Seul voilier présent dans le lagon, nous sommes vite repérés par les habitants qui discutent souvent avec nous, leur première question étant toujours pour nous demander si les filles sont des jumelles ! On nous offre des bananes, des mangues, du poisson, des pape a’ari (coco fraîches à boire), on nous invite à manger …
Beaucoup d’aliments sont produits sur l’île, qui heureusement est très fertile : concombre, poivrons, pota, choux, taro, uru, mangues, bananes, ananas, pastèques, … Le poisson est aussi bien présent, sans que la ciguaterra ne viennent inquiéter les habitants de Maupiti. Une source importante de revenu de l’île est aujourd’hui le tourisme, avec la présence d’une dizaine de pensions de famille.


Un jour, nous nous rendons sur le motu Tiapaa pour le ma’a Tahitien. Firmin et Rose, aidés de leurs enfants, cuisinent toutes les semaines un repas traditionnel cuit au four tahitien. Un four est un trou creusé dans le sable et consolidé par des plaques de taule. Les braises et les pierres volcaniques placées dans le trou diffusent de la chaleur pendant plusieurs heures. La cuisson se fait à l’étouffée en recouvrant les plats de troncs, puis de feuilles de bananiers pour apporter de l’humidité. Puis de grandes toiles de jutes et des tissus viennent fermer le tout, ainsi que quelques pelletées de sable pour étanchéifier le four.
Le four est allumé à 6 heures le matin, et nous assistons à midi à son ouverture. Enfin, nous passons à table. Les plats de viande, poulet et porc, sont tendres à souhait. Nous mangeons également des bénitiers marinés au lait de coco, des bananes plantains et de l’uru, de la salade tahitienne, et en dessert des bananes caramélisées au four dans du lait de coco. Un régal que nous dégustons à la polynésienne, c’est à dire avec les doigts !

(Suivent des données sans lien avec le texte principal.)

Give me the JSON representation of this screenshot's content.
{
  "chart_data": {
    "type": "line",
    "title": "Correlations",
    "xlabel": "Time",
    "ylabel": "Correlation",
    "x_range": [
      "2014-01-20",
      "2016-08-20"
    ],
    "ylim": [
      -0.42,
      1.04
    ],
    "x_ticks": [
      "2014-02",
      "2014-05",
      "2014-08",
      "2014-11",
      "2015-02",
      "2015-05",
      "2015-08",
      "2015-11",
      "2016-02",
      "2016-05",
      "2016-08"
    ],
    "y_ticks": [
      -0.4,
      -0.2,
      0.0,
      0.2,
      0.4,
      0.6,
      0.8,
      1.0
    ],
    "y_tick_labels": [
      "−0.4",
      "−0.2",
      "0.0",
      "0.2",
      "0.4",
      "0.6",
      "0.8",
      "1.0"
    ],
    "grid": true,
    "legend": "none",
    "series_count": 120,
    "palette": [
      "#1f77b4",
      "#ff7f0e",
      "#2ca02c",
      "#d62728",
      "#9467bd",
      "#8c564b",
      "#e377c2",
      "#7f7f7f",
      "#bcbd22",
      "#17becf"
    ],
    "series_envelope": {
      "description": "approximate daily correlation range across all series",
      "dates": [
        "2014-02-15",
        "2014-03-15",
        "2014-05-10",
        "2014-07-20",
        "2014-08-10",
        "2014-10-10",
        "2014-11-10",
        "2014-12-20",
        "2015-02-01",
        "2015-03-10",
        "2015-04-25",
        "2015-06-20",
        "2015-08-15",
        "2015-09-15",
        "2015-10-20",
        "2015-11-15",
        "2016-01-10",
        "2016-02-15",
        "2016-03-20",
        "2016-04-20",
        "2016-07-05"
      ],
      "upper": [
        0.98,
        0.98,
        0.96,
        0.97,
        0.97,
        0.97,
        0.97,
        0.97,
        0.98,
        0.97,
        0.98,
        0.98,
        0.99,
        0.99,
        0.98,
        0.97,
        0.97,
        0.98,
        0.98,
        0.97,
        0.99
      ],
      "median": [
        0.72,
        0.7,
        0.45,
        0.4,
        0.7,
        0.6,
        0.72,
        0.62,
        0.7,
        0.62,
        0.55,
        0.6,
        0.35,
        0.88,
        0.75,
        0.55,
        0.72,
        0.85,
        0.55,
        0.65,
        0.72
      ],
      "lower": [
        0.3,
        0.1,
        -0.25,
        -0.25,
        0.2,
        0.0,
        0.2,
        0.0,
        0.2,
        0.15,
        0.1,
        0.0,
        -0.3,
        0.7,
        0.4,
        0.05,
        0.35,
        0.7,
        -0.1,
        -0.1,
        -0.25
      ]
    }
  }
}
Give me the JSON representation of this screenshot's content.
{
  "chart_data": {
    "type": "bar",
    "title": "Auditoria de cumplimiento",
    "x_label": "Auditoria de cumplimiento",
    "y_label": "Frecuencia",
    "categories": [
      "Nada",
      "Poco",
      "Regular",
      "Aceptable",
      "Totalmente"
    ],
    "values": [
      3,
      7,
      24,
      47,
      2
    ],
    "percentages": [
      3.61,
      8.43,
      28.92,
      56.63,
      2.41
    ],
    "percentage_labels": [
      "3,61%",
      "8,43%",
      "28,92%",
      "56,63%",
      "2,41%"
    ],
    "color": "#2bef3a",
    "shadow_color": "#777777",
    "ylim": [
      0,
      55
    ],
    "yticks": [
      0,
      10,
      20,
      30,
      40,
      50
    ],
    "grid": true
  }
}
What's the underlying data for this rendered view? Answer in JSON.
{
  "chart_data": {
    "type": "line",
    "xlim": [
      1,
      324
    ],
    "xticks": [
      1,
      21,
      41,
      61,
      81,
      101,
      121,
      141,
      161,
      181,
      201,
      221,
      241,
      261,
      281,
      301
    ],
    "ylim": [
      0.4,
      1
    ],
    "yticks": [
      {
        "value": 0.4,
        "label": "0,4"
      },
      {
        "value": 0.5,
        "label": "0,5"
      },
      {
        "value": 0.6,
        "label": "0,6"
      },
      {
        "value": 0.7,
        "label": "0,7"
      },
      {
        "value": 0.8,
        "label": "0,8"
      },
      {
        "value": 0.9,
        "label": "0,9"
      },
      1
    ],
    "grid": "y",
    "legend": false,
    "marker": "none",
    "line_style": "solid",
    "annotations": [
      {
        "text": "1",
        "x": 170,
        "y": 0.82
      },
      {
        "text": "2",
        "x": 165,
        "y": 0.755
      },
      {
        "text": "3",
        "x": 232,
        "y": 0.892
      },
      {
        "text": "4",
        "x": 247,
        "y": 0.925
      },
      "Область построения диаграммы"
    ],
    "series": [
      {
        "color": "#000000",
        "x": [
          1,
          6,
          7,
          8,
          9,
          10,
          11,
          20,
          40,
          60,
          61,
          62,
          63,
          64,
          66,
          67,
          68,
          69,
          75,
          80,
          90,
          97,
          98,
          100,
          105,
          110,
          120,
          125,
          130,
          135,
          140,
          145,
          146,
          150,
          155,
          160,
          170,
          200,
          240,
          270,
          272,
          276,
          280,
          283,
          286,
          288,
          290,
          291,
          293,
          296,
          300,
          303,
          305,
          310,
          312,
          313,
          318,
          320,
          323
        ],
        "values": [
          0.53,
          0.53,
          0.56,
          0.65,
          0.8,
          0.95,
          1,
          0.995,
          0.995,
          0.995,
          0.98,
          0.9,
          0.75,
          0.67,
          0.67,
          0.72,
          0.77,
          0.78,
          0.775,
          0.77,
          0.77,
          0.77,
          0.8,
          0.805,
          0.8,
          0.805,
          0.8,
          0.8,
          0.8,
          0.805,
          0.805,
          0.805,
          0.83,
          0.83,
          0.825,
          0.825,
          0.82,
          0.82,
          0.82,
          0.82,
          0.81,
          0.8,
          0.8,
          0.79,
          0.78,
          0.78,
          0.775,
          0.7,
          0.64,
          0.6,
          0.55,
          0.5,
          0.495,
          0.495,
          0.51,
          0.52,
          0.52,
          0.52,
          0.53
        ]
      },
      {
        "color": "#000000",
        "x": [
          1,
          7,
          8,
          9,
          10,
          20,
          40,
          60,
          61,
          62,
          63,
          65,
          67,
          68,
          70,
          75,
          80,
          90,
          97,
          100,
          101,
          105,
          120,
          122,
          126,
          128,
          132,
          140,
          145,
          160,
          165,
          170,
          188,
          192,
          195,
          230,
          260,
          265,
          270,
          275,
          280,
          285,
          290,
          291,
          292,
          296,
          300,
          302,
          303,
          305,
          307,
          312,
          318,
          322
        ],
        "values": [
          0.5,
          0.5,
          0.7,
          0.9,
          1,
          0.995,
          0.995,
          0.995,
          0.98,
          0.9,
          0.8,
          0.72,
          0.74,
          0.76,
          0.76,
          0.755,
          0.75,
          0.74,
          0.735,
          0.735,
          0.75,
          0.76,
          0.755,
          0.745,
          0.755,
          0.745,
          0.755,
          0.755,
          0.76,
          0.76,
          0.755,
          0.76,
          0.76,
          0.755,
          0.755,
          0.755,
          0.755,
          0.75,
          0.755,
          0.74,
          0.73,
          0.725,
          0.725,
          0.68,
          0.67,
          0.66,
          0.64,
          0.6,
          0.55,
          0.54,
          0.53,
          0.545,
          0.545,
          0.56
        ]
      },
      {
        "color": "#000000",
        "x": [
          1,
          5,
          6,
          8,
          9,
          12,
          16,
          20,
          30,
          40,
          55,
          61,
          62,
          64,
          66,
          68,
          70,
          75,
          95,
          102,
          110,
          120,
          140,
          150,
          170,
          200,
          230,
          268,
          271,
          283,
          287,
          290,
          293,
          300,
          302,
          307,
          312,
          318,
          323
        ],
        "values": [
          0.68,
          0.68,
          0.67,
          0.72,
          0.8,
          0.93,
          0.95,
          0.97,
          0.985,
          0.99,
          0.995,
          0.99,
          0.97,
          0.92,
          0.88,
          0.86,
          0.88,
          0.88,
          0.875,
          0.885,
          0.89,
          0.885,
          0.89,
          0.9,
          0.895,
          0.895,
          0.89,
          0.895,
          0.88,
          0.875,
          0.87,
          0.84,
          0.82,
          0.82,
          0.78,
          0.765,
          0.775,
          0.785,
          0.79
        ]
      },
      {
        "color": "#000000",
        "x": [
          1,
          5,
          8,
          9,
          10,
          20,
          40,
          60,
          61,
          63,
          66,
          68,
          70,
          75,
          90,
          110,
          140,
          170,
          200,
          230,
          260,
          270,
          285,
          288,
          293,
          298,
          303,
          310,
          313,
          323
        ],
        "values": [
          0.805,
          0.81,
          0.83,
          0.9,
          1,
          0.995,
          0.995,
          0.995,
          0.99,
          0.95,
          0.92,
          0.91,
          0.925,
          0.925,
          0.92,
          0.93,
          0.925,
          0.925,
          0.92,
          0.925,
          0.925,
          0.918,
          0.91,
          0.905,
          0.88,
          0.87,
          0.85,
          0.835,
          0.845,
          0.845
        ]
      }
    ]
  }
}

Pour la première fois de notre voyage, nous faisons une excursion à vélo autour de l’île. Les filles, perchées dans leur siège à l’arrière, adorent la ballade et en redemandent. De mon coté, le manque d’exercice de notre vie de bateau et la chaleur torride de cette journée sans air me coupent les jambes …. je suis épuisée lorsque nous achevons notre 2e tour de l’île, heureusement un bon ma’a de poisson cru et quelques litres d’eau fraîche me remettent d’aplomb.


Le lendemain, grâce à Kalani notre baby-sitter, Michael et moi nous échappons quelques heures pour monter au sommet de l’île, le mont Teurufaatiu, qui culmine à 380 mètres. Vue imprenable à 360 degrés : où que le regard se porte nous ne voyons que le bleu turquoise du lagon, les motus, la crête rocheuse, les monts Hotu Paraoa et Hotu Ae, et l’infini de l’océan.



La vie à Maupiti s’écoule paisiblement. En cette période qui précède Noël, les répétitions de chants religieux arrivent jusqu’à nos oreilles depuis les quatre coins du village Vaiea. L’île n’a beau compter que 1200 habitants, les communautés protestantes, catholiques, adventistes et mormons sont très actives.
Le jour de Noël, une grande célébration rassemble toute la population pour fêter Noël ensemble, et chaque communauté doit présenter ses chants et danses. Pendant la durée des vacances scolaire qui durent un mois, des démonstrations de chants et danses ont lieu sur un terrain du village, ou sont également installées des baraques. Les baraques sont des sortes de snacks dans lesquels on mange des plats typiques, à l’image du Heiva qui a lieu pendant le mois de juillet en Polynésie et auquel nous étions aux Marquises. Puis pour le réveillon du 31 décembre, les gens s’en vont de porte en porte boire un verre tous ensemble. Enfin, le 1er janvier à midi, un barbecue géant est organisé : les tables et chaises sont installées à même le lagon, sur une grande langue de sable ou on a de l’eau à mi-jambe. Puis c’est partie pour une journée de grillages, ripailles et musique, unique en Polynésie apparemment. Nous regrettons vraiment de manquer tout cela, mais nous ne serons pas a Tahiti a temps si nous nous attardons trop ici …

Après dix jours passés à Maupiti, nous mettons tout de même les voiles pour profiter d’un petit flux de nord. Adieu Maupiti, et adieu les terres inconnues … Nous retournons à Bora Bora, nous ne ferons plus que de l’est dorénavant.